A ball is dropped from the top of a building. The height, y, of the ball above the ground (in feet) is given as a function of time, t, (in seconds) by
y = 1210 -16^2

(a) Find the velocity of the ball at time t.
(b) When does the ball hit the ground, and how fast is it going? Give your answer in feet per second and miles per hour (1 ft/sec = 15/22 mph).
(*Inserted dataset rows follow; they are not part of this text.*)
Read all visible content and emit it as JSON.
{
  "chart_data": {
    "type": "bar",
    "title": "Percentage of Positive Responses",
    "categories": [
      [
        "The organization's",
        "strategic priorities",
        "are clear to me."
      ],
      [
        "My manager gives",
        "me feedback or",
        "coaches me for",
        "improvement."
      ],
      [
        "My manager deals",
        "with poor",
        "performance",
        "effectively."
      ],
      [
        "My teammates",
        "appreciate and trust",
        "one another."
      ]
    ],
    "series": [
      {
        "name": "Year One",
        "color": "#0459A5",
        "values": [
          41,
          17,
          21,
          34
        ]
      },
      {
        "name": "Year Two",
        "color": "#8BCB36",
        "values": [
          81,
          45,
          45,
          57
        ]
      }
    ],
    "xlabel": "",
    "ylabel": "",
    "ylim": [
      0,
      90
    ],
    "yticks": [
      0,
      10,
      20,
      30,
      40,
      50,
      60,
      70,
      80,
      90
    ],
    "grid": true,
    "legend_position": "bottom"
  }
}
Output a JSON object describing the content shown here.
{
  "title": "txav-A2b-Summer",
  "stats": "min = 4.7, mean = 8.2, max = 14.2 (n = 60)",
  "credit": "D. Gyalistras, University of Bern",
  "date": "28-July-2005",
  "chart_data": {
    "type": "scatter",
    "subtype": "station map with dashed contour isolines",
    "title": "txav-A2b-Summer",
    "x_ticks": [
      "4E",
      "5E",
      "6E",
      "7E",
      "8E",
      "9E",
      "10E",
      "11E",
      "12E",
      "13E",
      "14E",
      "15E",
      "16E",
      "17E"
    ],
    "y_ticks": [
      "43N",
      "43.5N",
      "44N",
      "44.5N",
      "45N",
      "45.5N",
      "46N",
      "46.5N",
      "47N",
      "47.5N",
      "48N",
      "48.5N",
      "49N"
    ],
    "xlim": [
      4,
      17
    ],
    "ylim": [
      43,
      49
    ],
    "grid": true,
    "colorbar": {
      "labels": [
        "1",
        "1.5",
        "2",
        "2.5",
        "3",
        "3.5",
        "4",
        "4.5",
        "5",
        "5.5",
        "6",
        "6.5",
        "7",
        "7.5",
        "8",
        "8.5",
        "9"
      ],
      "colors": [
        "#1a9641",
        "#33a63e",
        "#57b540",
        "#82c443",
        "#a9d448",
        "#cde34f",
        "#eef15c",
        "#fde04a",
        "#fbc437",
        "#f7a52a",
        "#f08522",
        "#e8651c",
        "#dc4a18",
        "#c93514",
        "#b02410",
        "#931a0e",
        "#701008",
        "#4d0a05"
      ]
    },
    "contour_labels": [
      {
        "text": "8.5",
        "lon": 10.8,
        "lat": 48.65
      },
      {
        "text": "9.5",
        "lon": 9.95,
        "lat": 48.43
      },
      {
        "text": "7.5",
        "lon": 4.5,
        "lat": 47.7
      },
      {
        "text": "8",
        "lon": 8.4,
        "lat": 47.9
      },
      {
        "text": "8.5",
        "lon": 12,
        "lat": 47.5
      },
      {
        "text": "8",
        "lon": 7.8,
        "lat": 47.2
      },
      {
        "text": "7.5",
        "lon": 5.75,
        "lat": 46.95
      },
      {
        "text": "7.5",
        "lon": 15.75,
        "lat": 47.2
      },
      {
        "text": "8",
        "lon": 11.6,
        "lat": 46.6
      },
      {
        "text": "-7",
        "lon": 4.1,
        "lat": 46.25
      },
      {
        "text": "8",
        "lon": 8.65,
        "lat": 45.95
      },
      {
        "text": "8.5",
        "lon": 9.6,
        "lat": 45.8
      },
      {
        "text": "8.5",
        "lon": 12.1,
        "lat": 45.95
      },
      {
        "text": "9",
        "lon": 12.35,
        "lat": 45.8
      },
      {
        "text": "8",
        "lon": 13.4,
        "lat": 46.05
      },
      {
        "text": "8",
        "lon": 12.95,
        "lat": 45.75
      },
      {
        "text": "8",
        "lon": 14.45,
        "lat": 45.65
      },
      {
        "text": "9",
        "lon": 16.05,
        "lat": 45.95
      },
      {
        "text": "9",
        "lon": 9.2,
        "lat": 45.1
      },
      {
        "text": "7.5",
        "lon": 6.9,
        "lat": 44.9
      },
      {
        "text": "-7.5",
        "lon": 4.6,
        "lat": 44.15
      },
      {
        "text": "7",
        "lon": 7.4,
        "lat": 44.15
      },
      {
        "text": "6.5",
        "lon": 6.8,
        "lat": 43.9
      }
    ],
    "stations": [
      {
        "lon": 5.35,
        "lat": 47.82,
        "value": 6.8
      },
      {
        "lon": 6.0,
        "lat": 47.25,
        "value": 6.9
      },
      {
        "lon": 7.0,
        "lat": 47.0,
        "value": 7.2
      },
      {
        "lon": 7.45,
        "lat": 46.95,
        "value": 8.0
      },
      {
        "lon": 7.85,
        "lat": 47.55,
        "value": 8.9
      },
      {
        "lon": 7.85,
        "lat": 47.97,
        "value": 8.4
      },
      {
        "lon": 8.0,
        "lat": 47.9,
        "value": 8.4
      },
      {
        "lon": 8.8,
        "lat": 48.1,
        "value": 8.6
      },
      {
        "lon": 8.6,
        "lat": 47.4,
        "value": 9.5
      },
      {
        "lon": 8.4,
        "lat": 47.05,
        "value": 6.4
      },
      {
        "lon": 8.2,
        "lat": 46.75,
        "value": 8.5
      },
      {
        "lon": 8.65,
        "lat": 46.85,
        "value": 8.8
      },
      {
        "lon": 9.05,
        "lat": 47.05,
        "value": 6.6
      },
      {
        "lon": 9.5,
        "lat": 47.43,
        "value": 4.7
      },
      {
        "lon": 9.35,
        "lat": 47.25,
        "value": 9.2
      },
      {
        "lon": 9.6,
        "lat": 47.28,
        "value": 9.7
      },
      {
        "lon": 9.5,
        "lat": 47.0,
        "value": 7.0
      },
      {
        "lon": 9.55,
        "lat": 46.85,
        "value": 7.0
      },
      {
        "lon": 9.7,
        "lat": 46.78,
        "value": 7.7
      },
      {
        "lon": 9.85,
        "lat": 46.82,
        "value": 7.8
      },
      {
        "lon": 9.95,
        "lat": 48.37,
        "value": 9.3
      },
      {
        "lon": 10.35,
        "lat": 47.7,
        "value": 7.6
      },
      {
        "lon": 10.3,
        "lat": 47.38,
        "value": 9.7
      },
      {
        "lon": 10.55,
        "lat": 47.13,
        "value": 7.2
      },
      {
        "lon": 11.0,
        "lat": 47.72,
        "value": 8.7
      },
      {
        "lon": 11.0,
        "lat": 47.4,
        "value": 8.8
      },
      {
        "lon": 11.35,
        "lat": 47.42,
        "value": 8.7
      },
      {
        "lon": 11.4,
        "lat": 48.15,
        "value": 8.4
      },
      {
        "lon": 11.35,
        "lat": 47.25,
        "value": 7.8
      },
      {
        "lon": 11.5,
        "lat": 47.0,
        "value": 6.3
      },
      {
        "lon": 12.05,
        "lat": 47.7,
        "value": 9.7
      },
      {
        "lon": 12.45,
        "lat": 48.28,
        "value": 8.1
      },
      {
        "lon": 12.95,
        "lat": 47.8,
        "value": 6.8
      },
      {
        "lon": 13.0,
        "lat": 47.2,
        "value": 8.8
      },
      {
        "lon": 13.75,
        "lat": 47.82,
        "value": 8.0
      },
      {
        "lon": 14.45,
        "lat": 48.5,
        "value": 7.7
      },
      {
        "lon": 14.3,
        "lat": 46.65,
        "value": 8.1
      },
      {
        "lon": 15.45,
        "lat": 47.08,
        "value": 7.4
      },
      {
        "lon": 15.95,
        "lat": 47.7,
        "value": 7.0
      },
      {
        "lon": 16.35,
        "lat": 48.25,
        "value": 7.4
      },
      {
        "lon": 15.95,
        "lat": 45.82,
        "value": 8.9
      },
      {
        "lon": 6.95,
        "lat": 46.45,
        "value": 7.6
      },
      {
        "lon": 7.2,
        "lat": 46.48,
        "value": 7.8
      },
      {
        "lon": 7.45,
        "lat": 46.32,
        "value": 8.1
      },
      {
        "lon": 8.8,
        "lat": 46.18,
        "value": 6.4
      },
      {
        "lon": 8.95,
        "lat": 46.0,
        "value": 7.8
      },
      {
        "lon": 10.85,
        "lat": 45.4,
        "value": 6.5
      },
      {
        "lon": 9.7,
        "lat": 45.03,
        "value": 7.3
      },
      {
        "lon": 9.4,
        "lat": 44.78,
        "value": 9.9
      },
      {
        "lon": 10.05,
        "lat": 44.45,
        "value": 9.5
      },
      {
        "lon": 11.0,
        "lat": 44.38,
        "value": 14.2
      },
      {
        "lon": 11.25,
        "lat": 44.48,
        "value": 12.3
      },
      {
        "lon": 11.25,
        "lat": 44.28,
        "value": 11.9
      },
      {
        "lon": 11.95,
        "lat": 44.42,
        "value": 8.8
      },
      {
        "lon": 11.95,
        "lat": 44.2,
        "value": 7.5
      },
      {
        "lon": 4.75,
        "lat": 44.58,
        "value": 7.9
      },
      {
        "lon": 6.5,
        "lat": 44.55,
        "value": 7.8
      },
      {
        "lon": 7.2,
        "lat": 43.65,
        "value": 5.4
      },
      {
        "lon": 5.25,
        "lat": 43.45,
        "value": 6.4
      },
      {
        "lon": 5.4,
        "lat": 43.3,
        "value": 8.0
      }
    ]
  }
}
Round your answers to two decimal places.

t = ?
v(t) = ? feet per second
v(t) = ? feet per hour

Answer 1

Well, since I'm learning about derivatives, I assume I need to use that to get my answer.

I tried:
y = 1210 - 16t^2
= 1210 -32t
-1210 = -32t
t = - 32.81

I know the sign has to be negative because the height is decreasing but... that's all I got.

Answer 2

is that for part a ?

Answer 3

Yeah, I was trying to do part a.
I'm guessing I need to apply a for b, so I didn't try that yet.

Answer 4

part a, is just asking u to get velocity as a function of t; thats all.

Answer 5

it should be below :-

y = 1210 - 16t^2
v = y' = -32t

Answer 6

Alright, got it!
Now I need to figure out how to apply this to (b), which I'm getting wrong as well.

Answer 7

to apply it to part b,
first u need to find time, t, at which ball hits the ground

Answer 8

any idea how to find that ? (Algebra)